Túnel de Ezequias em Siloam

 

Conhecido como o “Rei Virtuoso”, Ezequias sucedeu a Acaz com a idade de 26 anos e reinou durante 29 anos. Fortalecido pelas vitórias sobre os filisteus (II Reis 18.8), preparou-se para sacudir o odioso jugo da Assíria. A sua preparação consistia, em parte, no aperfeiçoamento das fortalezas de Jerusalém, e em levar abundância de água por baixo da terra (II Rs 20.20; Cr 32.5).

Dados do “Túnel de Ezequias”

533 m/1749 pés sob a terra.

320 m / 1056 pés de superfície.

Altura: 1.1-3.4 m (3.6 pés – 11.22 pés)

Profundidade: 52 m/ 170 pés do topo do morro.

Gradiente: 7 pés.

Largura: 0.58-0.65 m de largura (1 ¾  - 2 pés).

Gradiente: 7 pés

Tempo de construção: 7-9 meses. Dois turnos de trabalhadores simultaneamente, um começando do norte, no vale Kidron, e o outro no sul, em HaGai.
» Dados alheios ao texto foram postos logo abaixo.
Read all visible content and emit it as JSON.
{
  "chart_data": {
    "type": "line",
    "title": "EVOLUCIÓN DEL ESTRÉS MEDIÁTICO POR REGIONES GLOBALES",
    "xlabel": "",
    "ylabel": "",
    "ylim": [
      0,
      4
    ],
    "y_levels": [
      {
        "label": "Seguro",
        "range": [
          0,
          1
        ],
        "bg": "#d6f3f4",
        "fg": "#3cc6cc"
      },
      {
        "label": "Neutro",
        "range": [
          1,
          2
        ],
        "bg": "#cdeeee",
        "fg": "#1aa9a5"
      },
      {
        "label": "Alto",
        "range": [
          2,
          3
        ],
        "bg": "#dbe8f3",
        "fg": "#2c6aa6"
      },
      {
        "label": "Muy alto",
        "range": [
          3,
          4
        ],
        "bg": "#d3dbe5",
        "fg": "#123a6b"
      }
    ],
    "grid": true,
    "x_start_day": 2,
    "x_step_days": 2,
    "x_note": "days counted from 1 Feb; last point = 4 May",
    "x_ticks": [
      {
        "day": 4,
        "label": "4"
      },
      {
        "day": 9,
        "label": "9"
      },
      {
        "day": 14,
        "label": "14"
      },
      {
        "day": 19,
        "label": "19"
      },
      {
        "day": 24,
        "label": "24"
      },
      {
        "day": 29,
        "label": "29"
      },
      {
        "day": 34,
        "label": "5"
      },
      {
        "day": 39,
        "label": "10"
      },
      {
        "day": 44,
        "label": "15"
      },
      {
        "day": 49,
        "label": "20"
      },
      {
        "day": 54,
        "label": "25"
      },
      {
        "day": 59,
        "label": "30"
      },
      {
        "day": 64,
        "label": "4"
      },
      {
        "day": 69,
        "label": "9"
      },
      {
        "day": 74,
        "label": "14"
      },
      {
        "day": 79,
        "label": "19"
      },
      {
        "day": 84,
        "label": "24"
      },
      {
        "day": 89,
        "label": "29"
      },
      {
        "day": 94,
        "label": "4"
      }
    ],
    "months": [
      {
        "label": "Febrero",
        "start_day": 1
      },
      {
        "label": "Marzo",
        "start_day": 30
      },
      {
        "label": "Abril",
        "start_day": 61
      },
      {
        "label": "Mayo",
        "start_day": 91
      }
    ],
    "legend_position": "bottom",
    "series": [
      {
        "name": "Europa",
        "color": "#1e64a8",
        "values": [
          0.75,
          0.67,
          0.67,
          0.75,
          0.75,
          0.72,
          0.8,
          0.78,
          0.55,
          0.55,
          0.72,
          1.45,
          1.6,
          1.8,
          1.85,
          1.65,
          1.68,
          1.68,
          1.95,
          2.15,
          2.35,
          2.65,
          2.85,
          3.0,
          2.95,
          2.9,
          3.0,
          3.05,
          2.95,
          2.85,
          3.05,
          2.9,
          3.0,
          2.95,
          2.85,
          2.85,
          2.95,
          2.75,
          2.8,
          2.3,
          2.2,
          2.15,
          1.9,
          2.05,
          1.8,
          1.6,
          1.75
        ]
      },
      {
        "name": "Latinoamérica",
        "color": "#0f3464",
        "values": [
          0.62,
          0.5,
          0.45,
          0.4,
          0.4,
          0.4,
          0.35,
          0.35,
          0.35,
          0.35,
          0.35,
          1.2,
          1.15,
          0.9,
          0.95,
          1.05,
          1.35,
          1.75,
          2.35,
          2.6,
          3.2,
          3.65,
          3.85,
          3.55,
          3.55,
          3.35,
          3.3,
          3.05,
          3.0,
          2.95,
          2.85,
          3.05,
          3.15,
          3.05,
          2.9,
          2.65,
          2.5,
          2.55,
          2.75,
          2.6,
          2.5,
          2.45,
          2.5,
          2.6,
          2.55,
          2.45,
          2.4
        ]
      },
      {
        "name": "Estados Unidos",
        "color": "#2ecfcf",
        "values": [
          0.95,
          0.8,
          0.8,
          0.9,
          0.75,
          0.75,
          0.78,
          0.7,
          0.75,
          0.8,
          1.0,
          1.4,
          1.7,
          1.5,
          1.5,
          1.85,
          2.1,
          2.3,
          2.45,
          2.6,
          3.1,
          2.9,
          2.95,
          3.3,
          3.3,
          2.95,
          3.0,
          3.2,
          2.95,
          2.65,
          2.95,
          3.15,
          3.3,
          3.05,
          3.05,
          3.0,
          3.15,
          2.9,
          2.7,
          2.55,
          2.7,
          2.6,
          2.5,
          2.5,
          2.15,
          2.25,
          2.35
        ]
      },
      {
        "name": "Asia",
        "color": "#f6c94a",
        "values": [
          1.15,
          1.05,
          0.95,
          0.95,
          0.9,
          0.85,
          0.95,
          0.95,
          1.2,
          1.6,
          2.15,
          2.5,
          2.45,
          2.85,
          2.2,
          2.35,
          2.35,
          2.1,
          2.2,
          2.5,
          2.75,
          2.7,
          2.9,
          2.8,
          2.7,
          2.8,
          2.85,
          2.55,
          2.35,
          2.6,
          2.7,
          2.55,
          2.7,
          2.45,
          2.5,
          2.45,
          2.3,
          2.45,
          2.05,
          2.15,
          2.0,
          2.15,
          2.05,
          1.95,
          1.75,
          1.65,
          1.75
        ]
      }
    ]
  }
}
Não é exemplo de uma caverna natural das lendas árabes, mas uma construção feita pelo homem. Acredito que o subterrâneo da Montanha Sinjar era igualmente aquilo a que chamam nos dias de hoje um “bunker”. Acho oportuno, um novo pedido sobre a natureza do material envolvente do suposto subterrâneo. De novo com o meu pensamento formulei o pedido e a resposta apareceu com rapidez: “betão armado e pedra calcária”.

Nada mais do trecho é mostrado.